06 dicembre 2010

Gente che corre




La gente corre. È un dato di fatto.
La gente lo fa, di notte, di giorno, e non se ne accorge.
Si corre in così tanti modi diversi, per così tanti motivi differenti.
E perché noi, che stiamo lì a scrutarla nei suoi rapidi movimenti, dovremmo fare qualcosa per fermarla?
D’altronde anche noi corriamo e anche noi non sappiamo perché, non sappiamo come. Corriamo e basta.
Potremmo anche chiudere gli occhi per la troppa stanchezza e non vedere più nessuno muoversi freneticamente su quella salita che stiamo percorrendo in questa notte di luna piena.
Potrebbe portarci una piacevole sensazione in grado di scaldarci quanto il sollievo il non vedere più nessuno fuggire a quel modo, nello stesso modo in cui lo stiamo facendo noi.
 
Ilaria Pantusa
(4 febbraio 2008)

Ciò che avete appena letto è la mia rielaborazione di "Gente che corre" di Kafka. Ed ecco il racconto originale:
"Se camminiamo di notte per strada e un uomo ci corre incontro, visibile da lontano, perché la strada è in salita e c’è la luna piena, non faremo nulla per trattenerlo, anche se è debole e lacero, anche se qualcuno lo insegue gridando, ma lo faremo continuare nella sua corsa.

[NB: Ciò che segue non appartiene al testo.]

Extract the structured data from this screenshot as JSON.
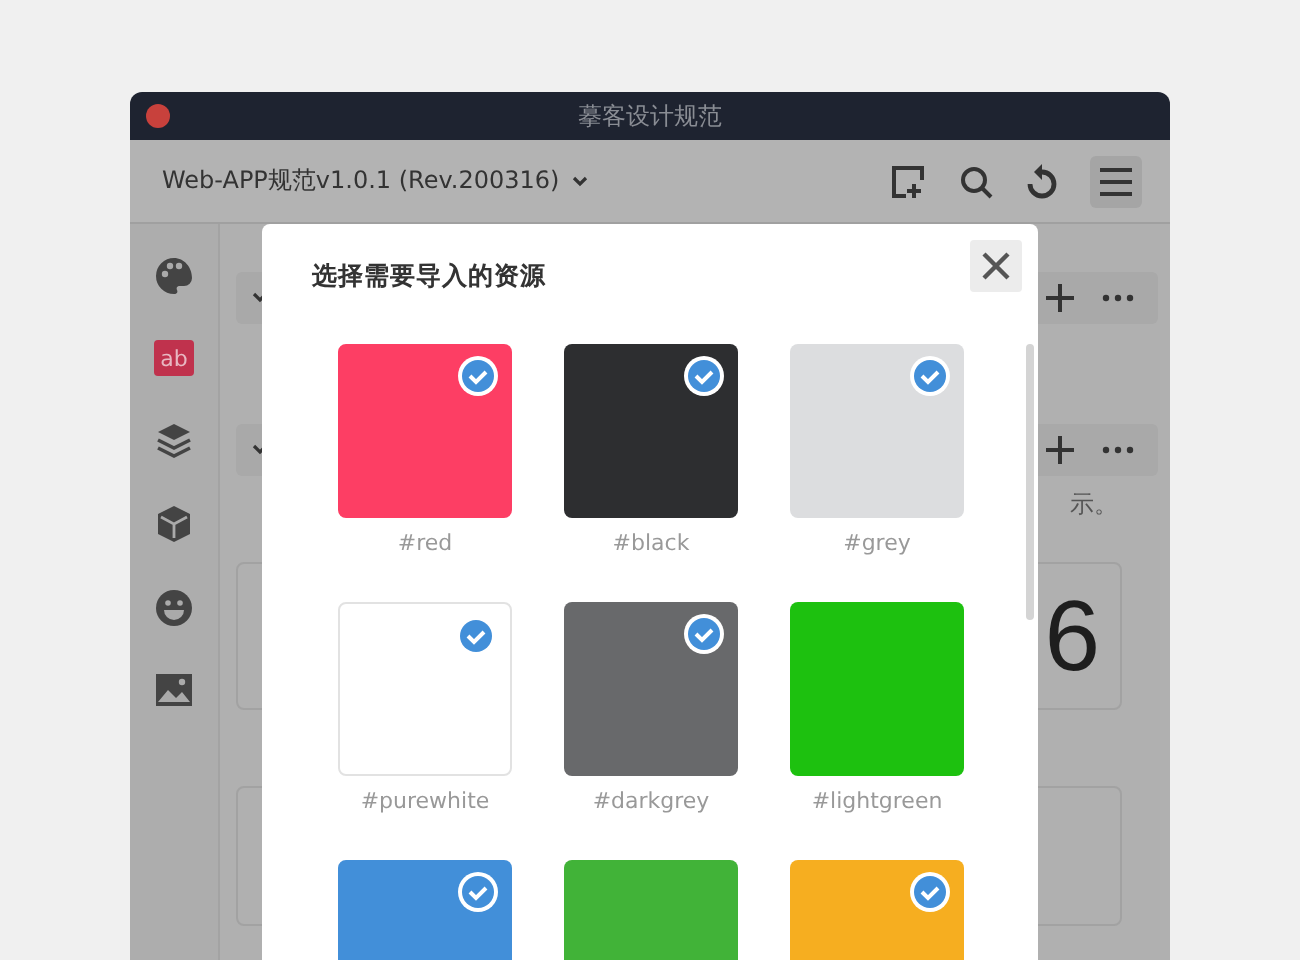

È notte e non è colpa nostra se la strada sale sotto la luna piena, inoltre può darsi che i due abbiano inscenato l’inseguimento per gioco, forse entrambi inseguono un terzo, forse il primo viene inseguito senza colpa, forse il secondo ha intenzioni omicide e noi diventeremo complici dell’assassinio, forse i due non sanno nulla uno dell’altro e ciascuno corre, per suo conto, a letto, forse sono sonnambuli, forse il primo è armato. E, a ultimo, non ci è lecito essere stanchi, non abbiamo bevuto tanto vino? Che sollievo non vedere più neppure il secondo."